By Oliver Hartner
Alabama quail hunters could experience average to above-average covey counts this fall on properly managed public lands and private properties. Though an ice storm in February 2021 affected habitat in the upper region of the state, its short duration followed by favorable spring and summer seasons account for this year’s overall positive outlook for quail.
WEATHER AND CONDITIONS
Steven Mitchell, Upland Bird Coordinator for the Alabama Department of Conservation and Natural Resources, says, “Winter weather conditions as a whole across Alabama were relatively mild and should not have adversely affected quail populations. Northwest Alabama received several inches of ice and snow for a few days in February, but the conditions were not extended long enough for negative impacts on local quail populations.” Poor habitat and high predation would lower over-winter survival regardless of the weather, and many property owners from well-managed areas reported hearing as many or more whistles compared to the previous year, suggesting normal carryover rates on well-managed areas.
“Overall, spring and summer weather conditions in Alabama have been favorable for quail production. There was good rainfall for vegetation growth and seed production all summer over much of the state,” Mitchell reports before adding, “There may have been some flooding on low-lying properties in different parts of the state following a couple of rain events, but those periods were not extended and should not have had negative effects on overall nesting or brooding.”
HABITAT, BROODS AND COUNTS
Mitchell admits, “Unfortunately, much of Alabama’s landscape is lacking in quality upland habitat. Moderate to good upland quail habitat in the state is usually found only on properties where active quail habitat management techniques are being implemented.” That being said, he believes managed areas receiving average rainfall should be in good shape heading into fall, which includes many of Alabama’s Wildlife Management Areas (WMAs).
According to Mitchell, anecdotal evidence offered a mixed outlook on the 2021 hatch depending on the location. “Some private property managers and WMA Biologists have reported more brood sightings compared to 2020 while others have reported fewer observations. With the decent weather for nearly the entire breeding period, we are hopeful quail production has been good across the state and translates into a good quail hunting season,” Mitchell says.

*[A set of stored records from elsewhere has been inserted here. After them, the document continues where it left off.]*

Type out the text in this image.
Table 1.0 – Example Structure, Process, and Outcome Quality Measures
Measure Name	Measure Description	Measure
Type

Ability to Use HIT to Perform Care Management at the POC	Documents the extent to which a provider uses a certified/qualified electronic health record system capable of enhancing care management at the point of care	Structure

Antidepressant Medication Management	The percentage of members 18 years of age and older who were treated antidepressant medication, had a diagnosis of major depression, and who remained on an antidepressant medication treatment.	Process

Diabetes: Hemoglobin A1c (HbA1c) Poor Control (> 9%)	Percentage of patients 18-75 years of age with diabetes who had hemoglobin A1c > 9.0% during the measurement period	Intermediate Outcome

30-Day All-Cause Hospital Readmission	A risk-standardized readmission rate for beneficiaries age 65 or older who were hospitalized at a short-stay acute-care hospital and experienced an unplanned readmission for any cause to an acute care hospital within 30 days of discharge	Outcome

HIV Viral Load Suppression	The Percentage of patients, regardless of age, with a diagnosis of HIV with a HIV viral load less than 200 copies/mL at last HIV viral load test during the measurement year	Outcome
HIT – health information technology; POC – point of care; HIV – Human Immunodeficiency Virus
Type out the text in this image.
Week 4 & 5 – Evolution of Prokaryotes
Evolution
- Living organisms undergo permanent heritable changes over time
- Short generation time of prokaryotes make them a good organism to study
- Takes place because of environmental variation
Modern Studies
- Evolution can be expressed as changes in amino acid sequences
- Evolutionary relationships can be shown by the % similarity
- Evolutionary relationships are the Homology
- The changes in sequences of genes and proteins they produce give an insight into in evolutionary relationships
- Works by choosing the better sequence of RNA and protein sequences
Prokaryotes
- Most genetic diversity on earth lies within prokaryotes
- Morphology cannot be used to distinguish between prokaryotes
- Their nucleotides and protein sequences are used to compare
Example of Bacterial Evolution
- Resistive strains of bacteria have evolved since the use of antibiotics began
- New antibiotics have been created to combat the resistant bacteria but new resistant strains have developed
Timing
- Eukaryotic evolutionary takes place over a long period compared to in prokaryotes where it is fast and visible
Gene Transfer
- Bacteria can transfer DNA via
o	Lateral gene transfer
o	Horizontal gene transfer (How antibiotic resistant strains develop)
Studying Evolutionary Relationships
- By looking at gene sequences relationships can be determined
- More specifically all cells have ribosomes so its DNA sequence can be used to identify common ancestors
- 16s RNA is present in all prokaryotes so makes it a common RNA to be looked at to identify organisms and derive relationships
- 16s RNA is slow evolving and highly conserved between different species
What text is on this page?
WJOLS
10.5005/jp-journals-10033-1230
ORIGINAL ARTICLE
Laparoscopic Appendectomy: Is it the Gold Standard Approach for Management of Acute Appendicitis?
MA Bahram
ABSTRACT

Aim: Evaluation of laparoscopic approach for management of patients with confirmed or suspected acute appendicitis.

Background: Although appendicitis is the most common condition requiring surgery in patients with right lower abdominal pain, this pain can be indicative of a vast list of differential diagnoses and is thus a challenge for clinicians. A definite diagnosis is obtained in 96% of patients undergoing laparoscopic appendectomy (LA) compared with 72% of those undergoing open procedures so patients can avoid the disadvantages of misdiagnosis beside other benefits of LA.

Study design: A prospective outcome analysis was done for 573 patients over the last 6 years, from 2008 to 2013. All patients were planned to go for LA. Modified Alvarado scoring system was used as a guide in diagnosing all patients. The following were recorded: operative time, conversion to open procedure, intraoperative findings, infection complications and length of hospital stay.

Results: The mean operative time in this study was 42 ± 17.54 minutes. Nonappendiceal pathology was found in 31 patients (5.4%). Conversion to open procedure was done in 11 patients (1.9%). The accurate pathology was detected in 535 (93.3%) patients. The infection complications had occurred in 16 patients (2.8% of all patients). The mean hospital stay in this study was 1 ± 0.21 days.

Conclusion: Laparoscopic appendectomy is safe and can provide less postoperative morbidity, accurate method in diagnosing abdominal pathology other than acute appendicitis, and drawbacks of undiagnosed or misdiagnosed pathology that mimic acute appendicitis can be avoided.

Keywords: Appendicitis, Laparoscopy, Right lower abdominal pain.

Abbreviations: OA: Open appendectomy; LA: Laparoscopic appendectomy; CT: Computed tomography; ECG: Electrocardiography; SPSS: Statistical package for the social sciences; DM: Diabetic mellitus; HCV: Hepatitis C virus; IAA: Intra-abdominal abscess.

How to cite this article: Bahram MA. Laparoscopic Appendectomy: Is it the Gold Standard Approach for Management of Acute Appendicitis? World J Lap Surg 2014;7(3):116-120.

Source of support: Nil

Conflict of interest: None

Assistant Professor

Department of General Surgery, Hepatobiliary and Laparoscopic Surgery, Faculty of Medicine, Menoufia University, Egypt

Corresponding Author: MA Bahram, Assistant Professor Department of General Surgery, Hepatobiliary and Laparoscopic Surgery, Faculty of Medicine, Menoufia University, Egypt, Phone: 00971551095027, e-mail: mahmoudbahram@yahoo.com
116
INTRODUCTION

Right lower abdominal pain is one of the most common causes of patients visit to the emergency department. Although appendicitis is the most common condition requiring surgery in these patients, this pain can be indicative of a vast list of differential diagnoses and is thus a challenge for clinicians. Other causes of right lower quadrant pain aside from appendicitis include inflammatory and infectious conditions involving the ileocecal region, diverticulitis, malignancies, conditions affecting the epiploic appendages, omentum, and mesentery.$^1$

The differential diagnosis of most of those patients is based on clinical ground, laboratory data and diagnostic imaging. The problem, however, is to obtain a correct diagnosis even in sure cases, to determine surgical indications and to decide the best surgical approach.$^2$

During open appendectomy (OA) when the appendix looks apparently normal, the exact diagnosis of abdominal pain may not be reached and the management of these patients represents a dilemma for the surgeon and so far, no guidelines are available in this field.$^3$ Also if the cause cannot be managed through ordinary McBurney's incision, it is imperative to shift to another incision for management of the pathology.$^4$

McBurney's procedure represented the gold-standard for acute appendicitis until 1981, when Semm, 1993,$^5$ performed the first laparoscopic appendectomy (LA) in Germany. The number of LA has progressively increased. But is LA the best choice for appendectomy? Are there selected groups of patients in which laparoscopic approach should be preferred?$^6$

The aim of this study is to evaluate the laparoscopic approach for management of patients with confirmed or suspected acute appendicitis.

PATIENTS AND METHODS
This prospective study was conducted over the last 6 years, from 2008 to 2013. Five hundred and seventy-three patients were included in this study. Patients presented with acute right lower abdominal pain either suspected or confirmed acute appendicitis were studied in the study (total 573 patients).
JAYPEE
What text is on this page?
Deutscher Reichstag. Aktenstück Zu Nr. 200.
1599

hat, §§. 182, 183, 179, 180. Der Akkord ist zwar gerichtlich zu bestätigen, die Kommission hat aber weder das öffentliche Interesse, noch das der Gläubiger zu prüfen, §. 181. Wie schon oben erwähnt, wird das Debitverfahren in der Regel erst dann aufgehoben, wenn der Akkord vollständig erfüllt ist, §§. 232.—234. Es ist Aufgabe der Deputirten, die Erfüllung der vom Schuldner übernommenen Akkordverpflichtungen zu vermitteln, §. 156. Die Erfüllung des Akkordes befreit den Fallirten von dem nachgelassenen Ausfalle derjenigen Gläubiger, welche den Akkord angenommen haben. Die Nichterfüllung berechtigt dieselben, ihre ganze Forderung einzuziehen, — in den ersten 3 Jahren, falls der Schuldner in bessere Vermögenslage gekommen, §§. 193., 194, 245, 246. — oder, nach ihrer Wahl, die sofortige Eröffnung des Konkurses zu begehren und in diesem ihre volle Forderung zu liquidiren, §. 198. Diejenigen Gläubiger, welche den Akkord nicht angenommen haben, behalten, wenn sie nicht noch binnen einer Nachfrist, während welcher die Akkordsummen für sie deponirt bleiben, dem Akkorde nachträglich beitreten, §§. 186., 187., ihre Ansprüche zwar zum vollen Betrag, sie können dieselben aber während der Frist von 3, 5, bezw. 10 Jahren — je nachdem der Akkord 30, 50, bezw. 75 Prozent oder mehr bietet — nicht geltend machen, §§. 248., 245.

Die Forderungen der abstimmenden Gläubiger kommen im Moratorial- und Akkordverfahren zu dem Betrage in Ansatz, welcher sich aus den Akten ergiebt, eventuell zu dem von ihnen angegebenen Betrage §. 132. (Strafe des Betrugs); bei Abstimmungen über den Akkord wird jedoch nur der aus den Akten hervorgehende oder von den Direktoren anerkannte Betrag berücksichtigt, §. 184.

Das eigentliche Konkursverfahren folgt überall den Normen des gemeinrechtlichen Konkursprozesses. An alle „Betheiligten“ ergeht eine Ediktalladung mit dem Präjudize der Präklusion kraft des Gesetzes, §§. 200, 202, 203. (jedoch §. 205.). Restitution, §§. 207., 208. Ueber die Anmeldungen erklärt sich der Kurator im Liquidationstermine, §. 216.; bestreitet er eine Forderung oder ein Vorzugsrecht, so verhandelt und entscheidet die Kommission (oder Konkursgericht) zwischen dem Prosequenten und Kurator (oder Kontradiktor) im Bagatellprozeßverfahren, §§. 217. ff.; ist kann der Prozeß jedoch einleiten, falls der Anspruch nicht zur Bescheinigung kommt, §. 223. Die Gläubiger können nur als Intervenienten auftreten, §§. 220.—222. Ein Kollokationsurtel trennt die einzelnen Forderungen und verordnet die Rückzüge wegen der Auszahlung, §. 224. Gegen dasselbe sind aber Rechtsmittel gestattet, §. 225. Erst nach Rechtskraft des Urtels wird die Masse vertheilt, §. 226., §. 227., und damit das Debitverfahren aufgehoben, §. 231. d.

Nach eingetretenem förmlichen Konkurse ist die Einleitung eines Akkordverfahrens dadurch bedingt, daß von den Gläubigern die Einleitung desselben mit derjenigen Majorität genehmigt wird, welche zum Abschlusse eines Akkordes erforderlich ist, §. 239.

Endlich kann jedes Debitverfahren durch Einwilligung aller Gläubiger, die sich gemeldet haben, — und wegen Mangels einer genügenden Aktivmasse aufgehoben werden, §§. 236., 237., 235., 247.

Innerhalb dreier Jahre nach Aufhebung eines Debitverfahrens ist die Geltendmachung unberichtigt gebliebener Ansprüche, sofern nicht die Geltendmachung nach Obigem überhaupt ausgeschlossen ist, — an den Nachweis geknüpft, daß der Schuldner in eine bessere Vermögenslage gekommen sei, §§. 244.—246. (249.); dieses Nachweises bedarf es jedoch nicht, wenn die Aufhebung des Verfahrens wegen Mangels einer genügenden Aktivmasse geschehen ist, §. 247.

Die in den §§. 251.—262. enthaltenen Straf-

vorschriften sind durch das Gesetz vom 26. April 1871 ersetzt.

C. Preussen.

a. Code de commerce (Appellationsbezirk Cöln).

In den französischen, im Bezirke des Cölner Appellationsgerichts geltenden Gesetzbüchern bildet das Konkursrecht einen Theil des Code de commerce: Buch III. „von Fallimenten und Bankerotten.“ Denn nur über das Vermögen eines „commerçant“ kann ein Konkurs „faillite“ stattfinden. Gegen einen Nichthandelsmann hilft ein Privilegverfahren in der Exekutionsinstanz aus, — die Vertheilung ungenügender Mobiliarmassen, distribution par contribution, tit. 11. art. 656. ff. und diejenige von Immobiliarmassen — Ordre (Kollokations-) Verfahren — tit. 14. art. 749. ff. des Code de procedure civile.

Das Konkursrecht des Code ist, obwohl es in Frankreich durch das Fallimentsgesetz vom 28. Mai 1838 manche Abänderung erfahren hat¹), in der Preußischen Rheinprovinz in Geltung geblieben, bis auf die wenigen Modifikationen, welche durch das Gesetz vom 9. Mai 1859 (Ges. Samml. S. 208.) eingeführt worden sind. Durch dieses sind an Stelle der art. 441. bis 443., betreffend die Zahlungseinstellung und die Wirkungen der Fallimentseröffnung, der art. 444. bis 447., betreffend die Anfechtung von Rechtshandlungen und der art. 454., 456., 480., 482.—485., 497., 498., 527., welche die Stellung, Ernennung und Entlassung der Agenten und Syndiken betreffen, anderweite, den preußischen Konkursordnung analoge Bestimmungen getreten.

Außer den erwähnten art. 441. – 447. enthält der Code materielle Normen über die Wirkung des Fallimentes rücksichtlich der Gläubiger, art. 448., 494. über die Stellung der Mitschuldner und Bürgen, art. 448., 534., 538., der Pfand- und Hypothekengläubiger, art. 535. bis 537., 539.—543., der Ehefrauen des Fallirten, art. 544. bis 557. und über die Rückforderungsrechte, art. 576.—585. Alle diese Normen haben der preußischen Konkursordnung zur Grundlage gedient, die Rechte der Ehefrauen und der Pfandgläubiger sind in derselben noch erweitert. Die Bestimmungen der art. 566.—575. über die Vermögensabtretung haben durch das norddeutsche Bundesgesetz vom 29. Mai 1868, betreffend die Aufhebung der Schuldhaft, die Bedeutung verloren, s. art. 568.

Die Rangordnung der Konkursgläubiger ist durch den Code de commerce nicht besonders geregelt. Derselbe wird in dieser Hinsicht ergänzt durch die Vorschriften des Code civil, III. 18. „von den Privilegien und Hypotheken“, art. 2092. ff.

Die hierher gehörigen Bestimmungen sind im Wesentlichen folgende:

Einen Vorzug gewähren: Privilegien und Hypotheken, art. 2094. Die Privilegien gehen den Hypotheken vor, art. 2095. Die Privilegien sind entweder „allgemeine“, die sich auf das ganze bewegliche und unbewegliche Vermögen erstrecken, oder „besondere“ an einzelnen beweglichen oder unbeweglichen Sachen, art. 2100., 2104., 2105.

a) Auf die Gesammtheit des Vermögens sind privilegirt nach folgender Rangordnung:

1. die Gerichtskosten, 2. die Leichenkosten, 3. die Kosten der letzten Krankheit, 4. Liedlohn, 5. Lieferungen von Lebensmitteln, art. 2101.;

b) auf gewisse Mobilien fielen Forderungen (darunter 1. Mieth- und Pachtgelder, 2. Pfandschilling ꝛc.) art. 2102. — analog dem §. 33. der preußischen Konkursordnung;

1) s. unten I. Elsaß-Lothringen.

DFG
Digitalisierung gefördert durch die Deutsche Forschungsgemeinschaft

Alabama’s Division of Wildlife and Freshwater Fisheries conducts fall covey calling and spring male whistling surveys on many of its WMAs. The surveys monitor year-to-year population trends and responses to habitat management practices. “Results of the surveys have varied across the board with no quail heard on some WMAs (mainly waterfowl areas) and stable but low density numbers on most WMAs,” Mitchell says.
Mitchell acknowledges the best quail hunting in Alabama is found on private properties intensively managed for quail. However, if you don’t have access to those types of properties, he believes quail can still be found on most WMAs. “Just don’t expect easy hunting or large numbers of birds and dog points,” he warns. Mitchell says the 2021 spring surveys indicated the WMAs with higher counts of whistling males were Barbour, Geneva State Forest, Choccolocco, Perdido, and Freedom Hills. “Hard-hunting public land sportsmen can find quail on other WMAs including: Blue Spring, Hollins, Coosa, Sam R. Murphy, and Oakmulgee. The Talladega National Forest also contains some birdy looking areas,” he adds.
Whether hunting on private or public land, Mitchell recommends, “Look for open thinned pine stands containing early successional plants with scattered thickets, field edges, young clearcuts, and pine plantings in early succession stages. Also, hunt around quail foods in those areas which may include beggarweed, partridge pea, ragweed, lespedezas, pine seeds, and acorns.”